CONSULTANCY ON ESTABLISHING ISO/IEC 27011 INFORMATION TECHNOLOGY -- SECURITY TECHNIQUES -- CODE OF PRACTICE FOR INFORMATION SECURITY CONTROLS BASED ON ISO/IEC 27002 FOR TELECOMMUNICATIONS ORGANIZATIONS STANDARD

ISO / IEC 27011 is a security management standard specially prepared for Telecom Sector. This international standard is designed to help institutions in the telecom sector prove that they have a common minimum level of information security by providing "confidentiality", "integrity" and "accessibility" principles, which are the basic requirements of information security.

Based on the ISO/IEC 27002 standard, ISO/IEC 27011 standard is an application guide for establishing, implementing, maintaining and developing a Telecom sector specific Information Security Management System.

What is achieved with the ISO 27011 standard?

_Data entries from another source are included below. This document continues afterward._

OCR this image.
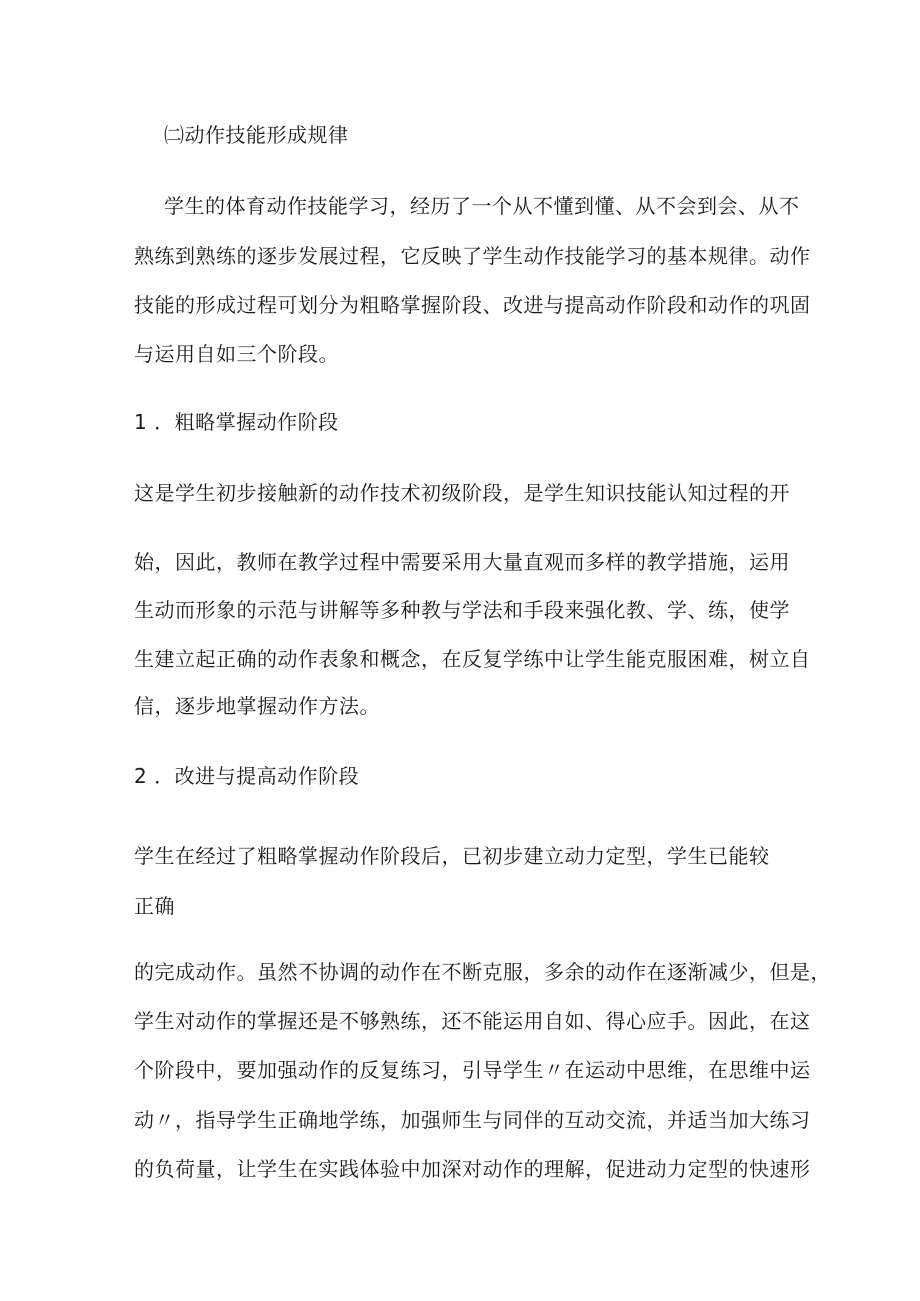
㈡动作技能形成规律
学生的体育动作技能学习，经历了一个从不懂到懂、从不会到会、从不
熟练到熟练的逐步发展过程，它反映了学生动作技能学习的基本规律。动作
技能的形成过程可划分为粗略掌握阶段、改进与提高动作阶段和动作的巩固
与运用自如三个阶段。
1 ．粗略掌握动作阶段
这是学生初步接触新的动作技术初级阶段，是学生知识技能认知过程的开
始，因此，教师在教学过程中需要采用大量直观而多样的教学措施，运用
生动而形象的示范与讲解等多种教与学法和手段来强化教、学、练，使学
生建立起正确的动作表象和概念，在反复学练中让学生能克服困难，树立自
信，逐步地掌握动作方法。
2 ．改进与提高动作阶段
学生在经过了粗略掌握动作阶段后，已初步建立动力定型，学生已能较
正确
的完成动作。虽然不协调的动作在不断克服，多余的动作在逐渐减少，但是，
学生对动作的掌握还是不够熟练，还不能运用自如、得心应手。因此，在这
个阶段中，要加强动作的反复练习，引导学生〃在运动中思维，在思维中运
动〃，指导学生正确地学练，加强师生与同伴的互动交流，并适当加大练习
的负荷量，让学生在实践体验中加深对动作的理解，促进动力定型的快速形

  • Establishment of an information security management system in accordance with accepted international targets for telecommunication institutions,
  • Ensuring the confidentiality, integrity and accessibility of telecommunications vehicles and services, ensuring information security,
  • Adopt a comprehensive and systematic management system for information security,
  • Secure processes and controls minimizing the risks existing in telecommunication services,
  • Competitive advantage for organizations with increased confidence in users' telecom services.
  • CONSULTANCY ON ESTABLISHING ISO/IEC 27019:2013 INFORMATION TECHNOLOGY -- SECURITY TECHNIQUES -- INFORMATION SECURITY MANAGEMENT GUIDELINES BASED ON ISO/IEC 27002 FOR PROCESS CONTROL SYSTEMS SPECIFIC TO THE ENERGY UTILITY INDUSTRY STANDARD

    ISO 27019: 2013 aims to make information security requirements applicable to control systems/automation infrastructures, especially energy infrastructure. An example of this sub-structure is the industrial control systems for electricity generation, distribution and transmission, and natural gas transmission. The information security requirements of these infrastructures may differ from traditional Information Technology infrastructures.

    Based on the ISO/IEC 27002 standard, the ISO 27019: 2013 standard is a application guide for establishing, implementing, maintaining and developing an Information Security Management System specific to the Energy sector.

    What is achieved with the ISO 27019 standard?

  • Establishment of an information security management system in accordance with international targets for energy industry organizations,
  • Ensuring the confidentiality, integrity and accessibility of energy infrastructure utilities and services, ensuring information security,
  • Adopt a comprehensive and systematic management system for information security,
  • Secure processes and controls minimizing the risks existing in telecommunication services,
  • Competitive advantage for organizations with increased confidence in users' energy services.